Greywell’s WW1 Commemoration took place at the Village Hall over the weekend of 7th and 8th December 2015 and was generously funded by the Heritage Lottery Fund.
The events began with a series of well attended talks on Saturday by WW1 expert and battlefield guide, Dave Platt, who came over from France to deliver his excellent presentations, including a special educational event for the village children.
Over the entire weekend there was a static exhibition in the hall, with information researched about the men from Greywell who fought in WW1 including items loaned by the granddaughter of one the soldiers. There were also items recovered from the battlefields, contemporary books and films. A display of photographs of the village and its residents taken about a hundred years ago proved a popular attraction, creating much interest from villagers in seeing their own homes pictured around the time of WW1.
Air Commodore Mike Barter CBE dedicated a new stone war memorial at a ceremony on Remembrance Sunday, in front of a large gathering outside the village hall and conducted a moving service of Remembrance to the ‘Fallen’, with the ‘Ode’ read by Richard Glover, Last Post and Reveille played by a bugler. Inside the hall, Air Commodore Barter dedicated another tribute to the five Greywell Fallen from WW1, made from five Tower of London Poppies, mounted in a glass case. The stories of the five men were framed on the wall surrounding the case.
On Wednesday 11th November at 11.00am, the Rev Jane Leese conducted a Remembrance Day service at the Village Hall to dedicate and bless the new memorial.
Much of the research material and photographs taken at the events can be viewed here.
A large number of people turned out in August 2014 at the Village Hall to commemorate the one hundredth anniversary of the commencement of WW1. Everyone present must have been struck by the solemnity of the moment and paused to consider the effects of the conflict that changed the world forever and the millions of people who lost their lives in the struggle.
Up and down the country, community groups have been researching how WW1 impacted on their town or village and have organised events to commemorate the men and women who were swept up in the tide of war.
In Greywell we formed a small group to do the same and applied for a grant from the Heritage Lottery Fund to help.
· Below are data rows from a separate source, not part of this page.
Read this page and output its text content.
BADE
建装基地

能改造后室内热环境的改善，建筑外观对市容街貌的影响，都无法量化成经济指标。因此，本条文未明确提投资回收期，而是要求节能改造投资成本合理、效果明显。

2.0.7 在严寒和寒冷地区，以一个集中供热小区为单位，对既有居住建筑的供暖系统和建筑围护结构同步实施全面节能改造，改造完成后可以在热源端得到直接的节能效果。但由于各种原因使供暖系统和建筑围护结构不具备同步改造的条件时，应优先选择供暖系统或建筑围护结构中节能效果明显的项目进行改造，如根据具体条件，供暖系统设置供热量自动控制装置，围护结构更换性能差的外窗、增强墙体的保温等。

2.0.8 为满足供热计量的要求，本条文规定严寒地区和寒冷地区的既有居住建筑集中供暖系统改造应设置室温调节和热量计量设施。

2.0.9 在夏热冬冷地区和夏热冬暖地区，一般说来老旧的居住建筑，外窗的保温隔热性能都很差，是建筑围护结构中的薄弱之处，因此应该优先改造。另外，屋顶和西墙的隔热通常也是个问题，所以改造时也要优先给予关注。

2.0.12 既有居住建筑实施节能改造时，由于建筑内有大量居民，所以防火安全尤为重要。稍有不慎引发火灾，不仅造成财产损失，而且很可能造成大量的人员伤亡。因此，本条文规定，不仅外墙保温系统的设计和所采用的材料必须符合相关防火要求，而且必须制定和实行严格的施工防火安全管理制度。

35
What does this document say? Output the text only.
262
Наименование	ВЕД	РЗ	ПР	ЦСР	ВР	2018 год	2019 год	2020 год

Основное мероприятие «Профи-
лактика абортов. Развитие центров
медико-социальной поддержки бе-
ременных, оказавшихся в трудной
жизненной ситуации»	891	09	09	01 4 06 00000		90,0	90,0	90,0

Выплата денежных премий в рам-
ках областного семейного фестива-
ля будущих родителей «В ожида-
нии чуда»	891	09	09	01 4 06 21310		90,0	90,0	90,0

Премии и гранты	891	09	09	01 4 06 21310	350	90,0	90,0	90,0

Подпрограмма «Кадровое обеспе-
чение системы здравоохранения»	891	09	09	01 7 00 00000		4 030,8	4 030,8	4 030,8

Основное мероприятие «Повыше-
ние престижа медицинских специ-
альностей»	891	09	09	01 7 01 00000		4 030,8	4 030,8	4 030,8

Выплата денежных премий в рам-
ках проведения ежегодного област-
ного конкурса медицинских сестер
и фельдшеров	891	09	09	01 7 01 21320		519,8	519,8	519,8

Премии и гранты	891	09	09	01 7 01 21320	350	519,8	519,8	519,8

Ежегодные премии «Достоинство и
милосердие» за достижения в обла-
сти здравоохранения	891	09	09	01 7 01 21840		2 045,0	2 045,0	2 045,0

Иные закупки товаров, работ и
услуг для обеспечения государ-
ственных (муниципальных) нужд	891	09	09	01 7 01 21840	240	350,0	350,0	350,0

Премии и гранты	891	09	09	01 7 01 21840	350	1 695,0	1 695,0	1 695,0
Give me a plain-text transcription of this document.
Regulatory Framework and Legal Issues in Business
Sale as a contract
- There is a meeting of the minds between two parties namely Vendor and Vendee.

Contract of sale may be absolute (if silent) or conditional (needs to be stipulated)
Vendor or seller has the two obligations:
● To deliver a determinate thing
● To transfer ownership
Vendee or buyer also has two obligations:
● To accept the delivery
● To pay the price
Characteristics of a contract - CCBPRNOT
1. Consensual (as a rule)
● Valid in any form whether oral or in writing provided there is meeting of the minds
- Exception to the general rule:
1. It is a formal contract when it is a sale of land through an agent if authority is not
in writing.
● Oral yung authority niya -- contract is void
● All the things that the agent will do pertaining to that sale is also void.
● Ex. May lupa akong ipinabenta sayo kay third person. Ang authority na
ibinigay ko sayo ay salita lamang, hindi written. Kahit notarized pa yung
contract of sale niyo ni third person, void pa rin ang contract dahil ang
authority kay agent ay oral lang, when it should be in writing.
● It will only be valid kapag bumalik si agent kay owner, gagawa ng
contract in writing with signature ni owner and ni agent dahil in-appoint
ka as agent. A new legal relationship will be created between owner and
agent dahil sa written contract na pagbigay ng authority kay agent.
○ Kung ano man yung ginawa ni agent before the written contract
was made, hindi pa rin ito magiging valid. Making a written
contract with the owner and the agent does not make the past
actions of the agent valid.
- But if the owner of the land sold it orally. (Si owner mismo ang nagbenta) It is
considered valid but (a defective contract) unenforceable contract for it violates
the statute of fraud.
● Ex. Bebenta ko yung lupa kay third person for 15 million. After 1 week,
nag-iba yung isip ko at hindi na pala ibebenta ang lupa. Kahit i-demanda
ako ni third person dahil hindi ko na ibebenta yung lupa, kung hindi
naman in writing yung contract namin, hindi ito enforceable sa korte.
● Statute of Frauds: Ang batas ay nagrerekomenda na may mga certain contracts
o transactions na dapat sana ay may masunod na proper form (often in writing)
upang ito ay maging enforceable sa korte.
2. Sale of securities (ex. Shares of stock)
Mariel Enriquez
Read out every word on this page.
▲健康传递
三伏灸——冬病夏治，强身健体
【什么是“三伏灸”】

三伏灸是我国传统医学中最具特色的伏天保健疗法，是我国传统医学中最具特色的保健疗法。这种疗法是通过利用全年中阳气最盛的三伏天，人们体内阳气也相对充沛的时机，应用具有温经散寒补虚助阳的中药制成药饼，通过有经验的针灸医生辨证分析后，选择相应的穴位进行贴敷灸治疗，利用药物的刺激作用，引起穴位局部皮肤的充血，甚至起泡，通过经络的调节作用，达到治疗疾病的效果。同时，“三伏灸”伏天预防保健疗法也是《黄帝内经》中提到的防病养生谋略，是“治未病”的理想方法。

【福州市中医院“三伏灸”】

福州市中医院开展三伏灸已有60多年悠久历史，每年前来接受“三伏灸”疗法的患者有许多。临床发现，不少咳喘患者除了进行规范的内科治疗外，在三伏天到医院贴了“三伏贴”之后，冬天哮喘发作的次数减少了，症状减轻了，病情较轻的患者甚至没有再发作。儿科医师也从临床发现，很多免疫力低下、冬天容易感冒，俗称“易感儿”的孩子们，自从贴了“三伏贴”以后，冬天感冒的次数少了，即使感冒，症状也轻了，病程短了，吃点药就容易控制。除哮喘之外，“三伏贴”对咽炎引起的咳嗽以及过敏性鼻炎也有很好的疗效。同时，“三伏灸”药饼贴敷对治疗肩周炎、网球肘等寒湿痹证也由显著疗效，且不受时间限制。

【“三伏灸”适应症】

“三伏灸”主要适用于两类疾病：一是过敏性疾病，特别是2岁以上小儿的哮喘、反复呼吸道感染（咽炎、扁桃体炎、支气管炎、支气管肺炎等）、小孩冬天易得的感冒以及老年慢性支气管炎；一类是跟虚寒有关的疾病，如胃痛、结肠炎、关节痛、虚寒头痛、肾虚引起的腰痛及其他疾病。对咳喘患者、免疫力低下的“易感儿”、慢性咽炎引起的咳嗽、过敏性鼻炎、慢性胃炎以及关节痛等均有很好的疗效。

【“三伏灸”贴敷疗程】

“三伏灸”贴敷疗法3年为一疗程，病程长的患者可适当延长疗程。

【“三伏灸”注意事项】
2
Reproduced below is a summary of the application which set out our aims and objectives.
The objective of the project is to bring an important part of Greywell’s heritage alive by commemorating the part played by villagers in World War 1. A total of 36 men from Greywell joined the armed forces and fought in the conflict. We know that five were killed and others injured. It is believed there were numerous decorations and awards granted to the village's servicemen.
Greywell has no war memorial. Part of the plan is to commission a new stone memorial in front of the village hall, engraved with the names of the five from the First, (and the two from the Second) World War who fell. In addition, we plan to install a display cabinet holding five of the ‘Tower of London Poppies’ and framed citations giving a brief history of the men who did not return.
We aim to hold two days of events over the Remembrance weekend 7th and 8th November 2015 culminating in the unveiling and dedication ceremony of the two structures. The educational aspect is also important. This will be represented in a number of ways:
The ultimate objective is that the new memorials will become an integral part of future remembrance while the related talks, events and studies will bring back to life the heritage of the village 100 years ago.
In May 2015 we were successful in being awarded a generous grant by the Heritage Lottery Fund. Planning and research has continued since then and our programme of events is now published for November 2015.
Over the coming weeks we will add some of the stories of the 'Greywell Men' to this site. The full research information will be available at the exhibition.